À Grand-Bassam, seuls 35 électeurs sur 228 inscrits se sont déplacés, soit un taux de 15,35 %. À Bouaké, 120 votants sur 547 inscrits ont pris part au scrutin (21,93 %), tandis qu’à Man, on compte 61 votants sur 375 inscrits, soit 16,26 %.
Dans certaines localités, les résultats exprimés font apparaître une nette avance du « Non » au projet soumis au vote. À Man, par exemple, 31 électeurs ont voté contre, contre 24 en faveur. À Abosso, sur 131 bulletins exprimés, 91 ont choisi le « Non » contre 34 pour le « Oui ».
Face à cette faible mobilisation, des accusations de fraudes ont émergé. Des témoignages rapportent notamment l’organisation de transferts d’électeurs depuis la commune de Port-Bouët vers Koumassi afin de remplir artificiellement les urnes, une pratique dénoncée par des acteurs de la société civile qui estiment qu’elle va à l’encontre des principes de transparence et de démocratie.
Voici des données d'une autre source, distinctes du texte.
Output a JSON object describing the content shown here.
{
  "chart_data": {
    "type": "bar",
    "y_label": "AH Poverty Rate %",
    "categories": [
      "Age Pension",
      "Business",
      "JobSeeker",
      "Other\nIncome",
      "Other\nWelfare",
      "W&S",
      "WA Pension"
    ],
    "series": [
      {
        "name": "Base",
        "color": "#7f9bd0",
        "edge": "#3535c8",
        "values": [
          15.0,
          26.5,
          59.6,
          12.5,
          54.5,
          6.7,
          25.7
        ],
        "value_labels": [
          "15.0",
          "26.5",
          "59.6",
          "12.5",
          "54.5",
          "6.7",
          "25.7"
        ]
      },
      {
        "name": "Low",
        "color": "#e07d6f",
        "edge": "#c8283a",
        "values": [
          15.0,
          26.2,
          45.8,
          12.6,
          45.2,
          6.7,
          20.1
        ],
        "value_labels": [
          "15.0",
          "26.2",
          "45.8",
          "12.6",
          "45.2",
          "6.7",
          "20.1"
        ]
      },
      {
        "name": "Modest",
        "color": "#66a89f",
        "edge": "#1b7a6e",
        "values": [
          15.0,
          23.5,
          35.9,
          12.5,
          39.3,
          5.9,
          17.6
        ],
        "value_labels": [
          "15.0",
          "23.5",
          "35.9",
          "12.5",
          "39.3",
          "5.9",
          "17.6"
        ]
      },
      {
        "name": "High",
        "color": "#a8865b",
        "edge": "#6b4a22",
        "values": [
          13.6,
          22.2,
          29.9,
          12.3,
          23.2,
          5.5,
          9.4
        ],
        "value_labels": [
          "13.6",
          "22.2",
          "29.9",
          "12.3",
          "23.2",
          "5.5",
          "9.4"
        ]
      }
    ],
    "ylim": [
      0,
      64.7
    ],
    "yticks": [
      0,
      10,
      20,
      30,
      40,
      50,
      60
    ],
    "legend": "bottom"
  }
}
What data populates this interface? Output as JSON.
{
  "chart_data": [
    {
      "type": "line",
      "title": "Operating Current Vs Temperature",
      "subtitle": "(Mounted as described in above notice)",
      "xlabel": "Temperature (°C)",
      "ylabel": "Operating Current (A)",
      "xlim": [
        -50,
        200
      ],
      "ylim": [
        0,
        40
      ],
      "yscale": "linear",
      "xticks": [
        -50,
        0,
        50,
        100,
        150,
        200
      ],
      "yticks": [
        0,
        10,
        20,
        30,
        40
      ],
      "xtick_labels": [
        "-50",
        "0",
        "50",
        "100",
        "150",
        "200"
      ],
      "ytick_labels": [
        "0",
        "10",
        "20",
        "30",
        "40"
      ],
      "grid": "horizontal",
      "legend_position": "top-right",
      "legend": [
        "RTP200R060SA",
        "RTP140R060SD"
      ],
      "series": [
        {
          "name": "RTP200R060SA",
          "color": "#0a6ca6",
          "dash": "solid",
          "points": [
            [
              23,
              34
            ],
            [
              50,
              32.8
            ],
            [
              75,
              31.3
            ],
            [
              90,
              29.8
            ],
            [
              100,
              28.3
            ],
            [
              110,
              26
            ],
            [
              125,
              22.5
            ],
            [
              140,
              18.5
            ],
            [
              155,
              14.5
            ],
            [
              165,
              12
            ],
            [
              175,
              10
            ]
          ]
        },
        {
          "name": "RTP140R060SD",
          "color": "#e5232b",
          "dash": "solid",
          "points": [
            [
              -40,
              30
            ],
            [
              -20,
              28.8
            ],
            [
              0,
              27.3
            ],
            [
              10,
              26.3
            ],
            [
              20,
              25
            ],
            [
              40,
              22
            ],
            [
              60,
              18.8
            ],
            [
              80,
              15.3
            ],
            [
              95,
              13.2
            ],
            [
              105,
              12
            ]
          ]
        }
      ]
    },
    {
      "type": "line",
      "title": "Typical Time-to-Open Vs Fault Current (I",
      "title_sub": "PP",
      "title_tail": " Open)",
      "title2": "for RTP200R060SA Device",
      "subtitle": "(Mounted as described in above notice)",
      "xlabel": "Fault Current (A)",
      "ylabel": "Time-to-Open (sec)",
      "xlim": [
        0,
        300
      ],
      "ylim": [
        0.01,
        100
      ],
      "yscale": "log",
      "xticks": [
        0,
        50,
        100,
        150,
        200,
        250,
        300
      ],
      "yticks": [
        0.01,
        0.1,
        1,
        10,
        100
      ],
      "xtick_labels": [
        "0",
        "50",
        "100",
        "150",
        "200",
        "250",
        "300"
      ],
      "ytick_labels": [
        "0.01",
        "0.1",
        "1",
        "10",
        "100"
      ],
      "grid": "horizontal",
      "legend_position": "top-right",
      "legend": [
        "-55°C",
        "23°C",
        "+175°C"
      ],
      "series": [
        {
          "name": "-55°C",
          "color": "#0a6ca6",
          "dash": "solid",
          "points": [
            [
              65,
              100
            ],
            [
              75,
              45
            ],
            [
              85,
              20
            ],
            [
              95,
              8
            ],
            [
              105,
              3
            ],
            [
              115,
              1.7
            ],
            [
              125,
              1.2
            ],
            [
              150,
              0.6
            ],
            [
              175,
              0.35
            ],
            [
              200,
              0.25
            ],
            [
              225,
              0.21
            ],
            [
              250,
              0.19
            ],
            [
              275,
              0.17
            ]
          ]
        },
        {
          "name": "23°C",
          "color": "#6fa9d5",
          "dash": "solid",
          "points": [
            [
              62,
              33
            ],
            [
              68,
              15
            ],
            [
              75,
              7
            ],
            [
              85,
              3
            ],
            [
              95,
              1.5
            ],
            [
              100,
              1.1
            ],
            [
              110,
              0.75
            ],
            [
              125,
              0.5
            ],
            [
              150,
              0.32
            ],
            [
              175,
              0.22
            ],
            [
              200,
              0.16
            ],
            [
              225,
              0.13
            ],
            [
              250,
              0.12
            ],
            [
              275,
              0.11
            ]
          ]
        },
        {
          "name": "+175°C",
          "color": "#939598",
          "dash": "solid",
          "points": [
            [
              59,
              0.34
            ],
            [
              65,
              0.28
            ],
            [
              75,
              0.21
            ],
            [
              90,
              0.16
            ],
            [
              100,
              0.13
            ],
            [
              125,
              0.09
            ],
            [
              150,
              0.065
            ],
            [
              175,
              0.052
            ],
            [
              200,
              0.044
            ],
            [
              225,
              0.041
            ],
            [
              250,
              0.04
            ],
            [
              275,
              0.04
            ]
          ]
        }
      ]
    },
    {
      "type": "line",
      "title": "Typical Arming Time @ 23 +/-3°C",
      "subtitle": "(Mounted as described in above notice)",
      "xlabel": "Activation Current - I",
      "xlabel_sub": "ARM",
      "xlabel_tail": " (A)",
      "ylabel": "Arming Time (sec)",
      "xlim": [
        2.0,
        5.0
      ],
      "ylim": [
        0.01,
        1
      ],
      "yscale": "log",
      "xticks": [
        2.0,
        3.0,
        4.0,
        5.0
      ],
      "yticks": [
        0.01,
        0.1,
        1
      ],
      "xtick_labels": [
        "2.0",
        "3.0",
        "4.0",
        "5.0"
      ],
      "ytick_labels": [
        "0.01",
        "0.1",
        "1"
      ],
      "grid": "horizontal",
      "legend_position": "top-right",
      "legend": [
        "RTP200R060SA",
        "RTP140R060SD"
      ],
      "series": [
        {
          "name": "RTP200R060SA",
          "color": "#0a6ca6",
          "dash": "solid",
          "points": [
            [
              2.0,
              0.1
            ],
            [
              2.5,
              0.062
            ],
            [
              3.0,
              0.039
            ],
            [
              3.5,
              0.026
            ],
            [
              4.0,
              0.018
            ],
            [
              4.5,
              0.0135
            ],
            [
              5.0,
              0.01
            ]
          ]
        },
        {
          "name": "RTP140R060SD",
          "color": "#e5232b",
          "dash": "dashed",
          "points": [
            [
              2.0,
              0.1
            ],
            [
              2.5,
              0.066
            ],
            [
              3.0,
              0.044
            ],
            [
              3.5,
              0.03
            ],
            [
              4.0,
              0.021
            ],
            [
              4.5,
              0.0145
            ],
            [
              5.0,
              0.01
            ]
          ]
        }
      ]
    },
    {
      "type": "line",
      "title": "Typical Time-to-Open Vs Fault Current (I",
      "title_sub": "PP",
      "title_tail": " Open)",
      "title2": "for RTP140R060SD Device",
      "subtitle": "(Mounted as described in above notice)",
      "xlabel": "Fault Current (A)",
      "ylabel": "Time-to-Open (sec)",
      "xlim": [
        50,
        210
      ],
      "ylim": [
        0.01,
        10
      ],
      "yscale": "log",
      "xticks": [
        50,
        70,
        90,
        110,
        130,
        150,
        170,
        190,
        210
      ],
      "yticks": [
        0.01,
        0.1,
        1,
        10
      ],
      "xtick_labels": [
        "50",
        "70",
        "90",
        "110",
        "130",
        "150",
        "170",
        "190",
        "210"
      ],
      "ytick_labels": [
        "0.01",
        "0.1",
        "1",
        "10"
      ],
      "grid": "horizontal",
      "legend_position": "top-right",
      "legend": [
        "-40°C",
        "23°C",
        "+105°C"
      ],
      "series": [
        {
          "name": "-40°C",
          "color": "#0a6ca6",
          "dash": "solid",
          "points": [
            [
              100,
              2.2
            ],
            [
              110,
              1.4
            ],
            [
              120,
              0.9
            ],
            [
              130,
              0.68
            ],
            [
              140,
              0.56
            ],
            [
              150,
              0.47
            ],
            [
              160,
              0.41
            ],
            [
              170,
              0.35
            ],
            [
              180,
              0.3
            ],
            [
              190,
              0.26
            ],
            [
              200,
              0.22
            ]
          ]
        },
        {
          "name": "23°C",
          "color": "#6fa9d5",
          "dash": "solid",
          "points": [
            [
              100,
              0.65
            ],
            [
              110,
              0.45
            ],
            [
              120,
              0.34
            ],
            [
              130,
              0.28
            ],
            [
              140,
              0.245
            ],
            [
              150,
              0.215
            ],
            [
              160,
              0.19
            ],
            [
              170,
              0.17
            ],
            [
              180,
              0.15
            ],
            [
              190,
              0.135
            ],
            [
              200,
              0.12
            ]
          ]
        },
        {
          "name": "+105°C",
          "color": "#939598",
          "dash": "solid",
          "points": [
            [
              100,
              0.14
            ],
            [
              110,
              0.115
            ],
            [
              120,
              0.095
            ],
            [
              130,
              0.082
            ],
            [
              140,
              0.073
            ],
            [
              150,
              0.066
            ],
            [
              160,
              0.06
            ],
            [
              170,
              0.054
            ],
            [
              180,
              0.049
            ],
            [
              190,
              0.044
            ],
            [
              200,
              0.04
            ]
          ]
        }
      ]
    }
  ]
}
Les Forces Vives de Guinée en Côte d’Ivoire, à l’origine du communiqué, saluent quant à elles « la lucidité et la détermination » des Guinéens de la diaspora qui ont, selon elles, refusé de cautionner ce scrutin. Elles affirment que cette attitude traduit « l’aspiration profonde du peuple guinéen à la liberté, à la justice et à un véritable changement ».
Malgré les contestations et les tensions qui entourent ce scrutin, les Forces Vives appellent leurs compatriotes à maintenir la mobilisation, estimant que « la volonté des Guinéens ne sera pas étouffée ».